Congreso de la República: Entre el sexo y el alcohol

Por: Miguel Pérez Arroyo
Profesor de posgrado de la UNMSM
Abogado y Presidente del INPECCP/CENALES

Hace un par de días, el aún congresista Fredy Díaz anunció que en la famosa tarde-noche donde se produjo la presunta violación de una extrabajadora de su despacho, había estado bebiendo alcohol con otros nueve parlamentarios, entre ellos cinco mujeres y cuatro varones.

Esta afirmación, que ciertamente ha sido esbozada a modo de amenaza y chantaje a quienes le han suspendido del ejercicio del cargo por 120 días, es a todas luces más que preocupante, más aún cuando se negó a brindar los nombres de sus acompañantes.

Sin dejar de pasar la grave denuncia que en su momento hiciera la extrabajadora del Parlamento, resulta grave -por indecoroso y ausente de toda regla de ética parlamentaria- que nuestros funcionarios públicos, a quienes los ciudadanos del Perú les pagamos jugosos sueldos, gastos y viáticos, concentren su tiempo y desvíen su trabajo para libar alcohol y embriagarse.

Y todo esto dentro de las instalaciones congresales y con los resultados que ya conocemos: una aparente violación que se habría producido aquel 26 de julio dentro del propio despacho congresal del ahora suspendido Fredy Diaz.

Pareciera entonces, que en lugar de padres de la patria tenemos hijos parias, apátridas por completo, sin amor por lo más sagrado, por el país al cual juraron servir con honor y sobre todo con responsabilidad.

Tenemos en el Congreso hombres y mujeres inempáticos, sin educación cívica, sin respeto a su centro de labores, sin respeto a la institución y lo que ésta representa en un sistema democrático.
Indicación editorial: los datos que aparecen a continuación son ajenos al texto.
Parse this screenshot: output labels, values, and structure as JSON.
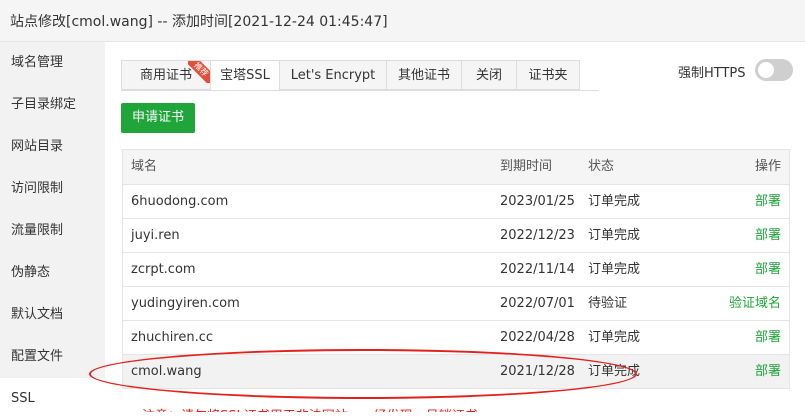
{
  "window": {
    "title": "站点修改[cmol.wang] -- 添加时间[2021-12-24 01:45:47]"
  },
  "sidebar": {
    "items": [
      {
        "label": "域名管理"
      },
      {
        "label": "子目录绑定"
      },
      {
        "label": "网站目录"
      },
      {
        "label": "访问限制"
      },
      {
        "label": "流量限制"
      },
      {
        "label": "伪静态"
      },
      {
        "label": "默认文档"
      },
      {
        "label": "配置文件"
      },
      {
        "label": "SSL"
      }
    ]
  },
  "tabs": [
    {
      "label": "商用证书",
      "badge": "推荐"
    },
    {
      "label": "宝塔SSL"
    },
    {
      "label": "Let's Encrypt"
    },
    {
      "label": "其他证书"
    },
    {
      "label": "关闭"
    },
    {
      "label": "证书夹"
    }
  ],
  "https": {
    "label": "强制HTTPS",
    "enabled": false
  },
  "apply_button": {
    "label": "申请证书"
  },
  "table": {
    "headers": {
      "domain": "域名",
      "expire": "到期时间",
      "status": "状态",
      "action": "操作"
    },
    "rows": [
      {
        "domain": "6huodong.com",
        "expire": "2023/01/25",
        "status": "订单完成",
        "action": "部署"
      },
      {
        "domain": "juyi.ren",
        "expire": "2022/12/23",
        "status": "订单完成",
        "action": "部署"
      },
      {
        "domain": "zcrpt.com",
        "expire": "2022/11/14",
        "status": "订单完成",
        "action": "部署"
      },
      {
        "domain": "yudingyiren.com",
        "expire": "2022/07/01",
        "status": "待验证",
        "action": "验证域名"
      },
      {
        "domain": "zhuchiren.cc",
        "expire": "2022/04/28",
        "status": "订单完成",
        "action": "部署"
      },
      {
        "domain": "cmol.wang",
        "expire": "2021/12/28",
        "status": "订单完成",
        "action": "部署"
      }
    ]
  },
  "note": {
    "text": "注意：请勿将SSL证书用于非法网站，一经发现，吊销证书"
  },
  "colors": {
    "accent": "#20a53a",
    "highlight": "#e2211c",
    "badge": "#e2503c"
  }
}
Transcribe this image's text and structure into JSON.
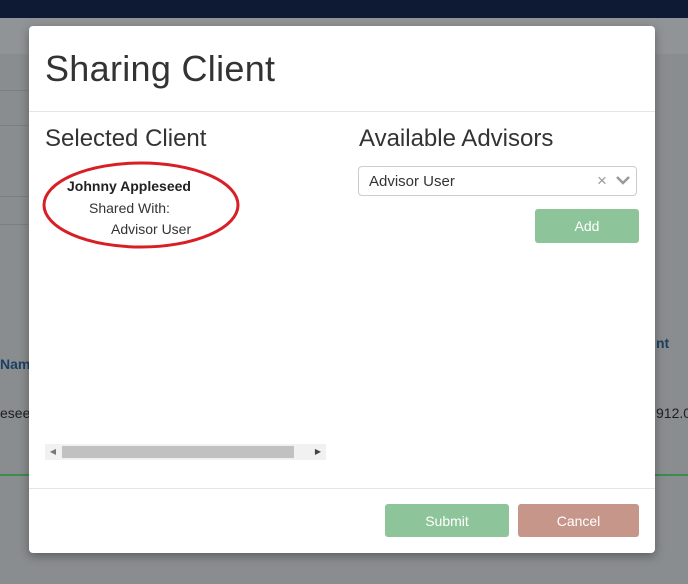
{
  "background": {
    "header_fragments": [
      "Nam",
      "nt"
    ],
    "cell_fragments": [
      "esee",
      "912.0"
    ]
  },
  "modal": {
    "title": "Sharing Client",
    "selected_client": {
      "heading": "Selected Client",
      "client_name": "Johnny Appleseed",
      "shared_with_label": "Shared With:",
      "shared_with_user": "Advisor User"
    },
    "available_advisors": {
      "heading": "Available Advisors",
      "selected_value": "Advisor User",
      "clear_glyph": "×",
      "add_label": "Add"
    },
    "footer": {
      "submit_label": "Submit",
      "cancel_label": "Cancel"
    }
  },
  "colors": {
    "topbar": "#0e1a33",
    "button_green": "#8dc49a",
    "button_cancel": "#c6968b",
    "annotation_red": "#d81f26"
  },
  "icons": [
    "clear-icon",
    "chevron-down-icon",
    "scroll-left-icon",
    "scroll-right-icon"
  ]
}
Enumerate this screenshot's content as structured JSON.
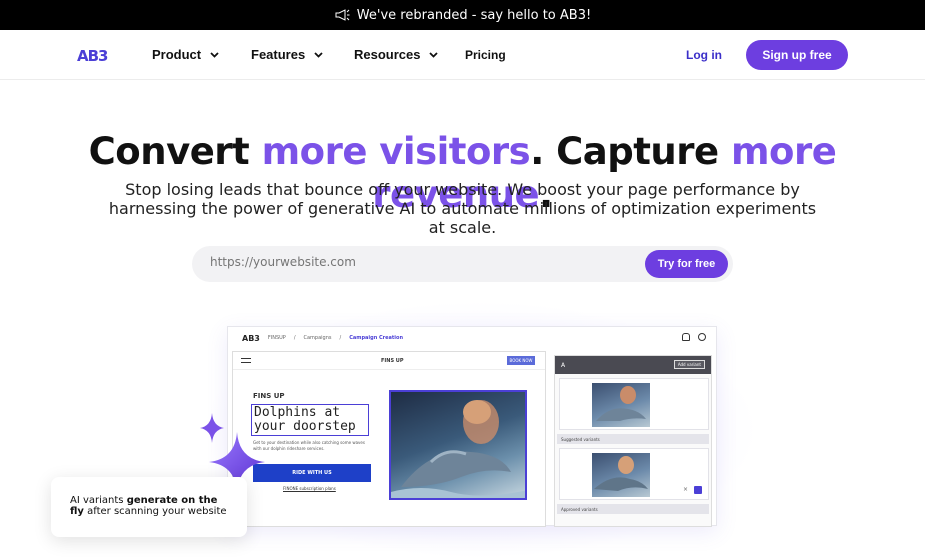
{
  "banner": {
    "text": "We've rebranded - say hello to AB3!",
    "icon": "megaphone-icon"
  },
  "nav": {
    "logo": "AB3",
    "items": [
      {
        "label": "Product",
        "has_dropdown": true
      },
      {
        "label": "Features",
        "has_dropdown": true
      },
      {
        "label": "Resources",
        "has_dropdown": true
      },
      {
        "label": "Pricing",
        "has_dropdown": false
      }
    ],
    "login": "Log in",
    "signup": "Sign up free"
  },
  "hero": {
    "title_part1": "Convert ",
    "title_accent1": "more visitors",
    "title_part2": ". Capture ",
    "title_accent2": "more revenue",
    "title_part3": ".",
    "subtitle": "Stop losing leads that bounce off your website. We boost your page performance by harnessing the power of generative AI to automate millions of optimization experiments at scale."
  },
  "url_form": {
    "placeholder": "https://yourwebsite.com",
    "button": "Try for free"
  },
  "mockup": {
    "logo": "AB3",
    "breadcrumbs": [
      "FINSUP",
      "Campaigns",
      "Campaign Creation"
    ],
    "preview": {
      "brand": "FINS UP",
      "book_button": "BOOK NOW",
      "small_brand": "FINS UP",
      "heading": "Dolphins at your doorstep",
      "body": "Get to your destination while also catching some waves with our dolphin rideshare services.",
      "cta": "RIDE WITH US",
      "plans_link": "FINONE subscription plans"
    },
    "side_panel": {
      "header": "A",
      "add_button": "Add variant",
      "suggested_label": "Suggested variants",
      "approved_label": "Approved variants"
    }
  },
  "float_card": {
    "prefix": "AI variants ",
    "bold": "generate on the fly",
    "suffix": " after scanning your website"
  },
  "colors": {
    "accent": "#7b52e8",
    "button": "#6d3ee0",
    "logo": "#4b3fd6"
  }
}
Una que lleva vinos para “celebrar”, como si no tuvieran una casa, un local privado donde puedan comportarse como lo que son y sin tapujos.

Actúan como compañeros que -al son de un aplauso, del alcohol y un besamanos respectivos- dan rienda suelta a sus deseos, llegando a cometer (aun presuntamente) un acto de agresión sexual.

En el Perú, la violación sexual es uno de los delitos más recurrentes en nuestra justicia penal. Somos un país delictivizado, permeable al delito y al crimen. Eso es claro. Pero, lo que no era claro hasta ahora es que, aparte de incapaces de solucionar nuestros problemas democráticos, nuestros congresistas, algunos, también eran vulgares borrachos y posibles violadores.

Este es un nuevo escándalo que, otra vez, salpica el honor institucional de un Parlamento que bien podría ser la única salvación respecto de un Ejecutivo incapaz, pero que al final le termina haciendo un gran favor a este. Pareciera que ambos hubiesen entrado en una competencia respecto de quien es más lumpen que el otro.

Ante la duda debe operar, como siempre se ha dicho, que se vayan todos. Es la única solución para los graves problemas del país, deben irse todos.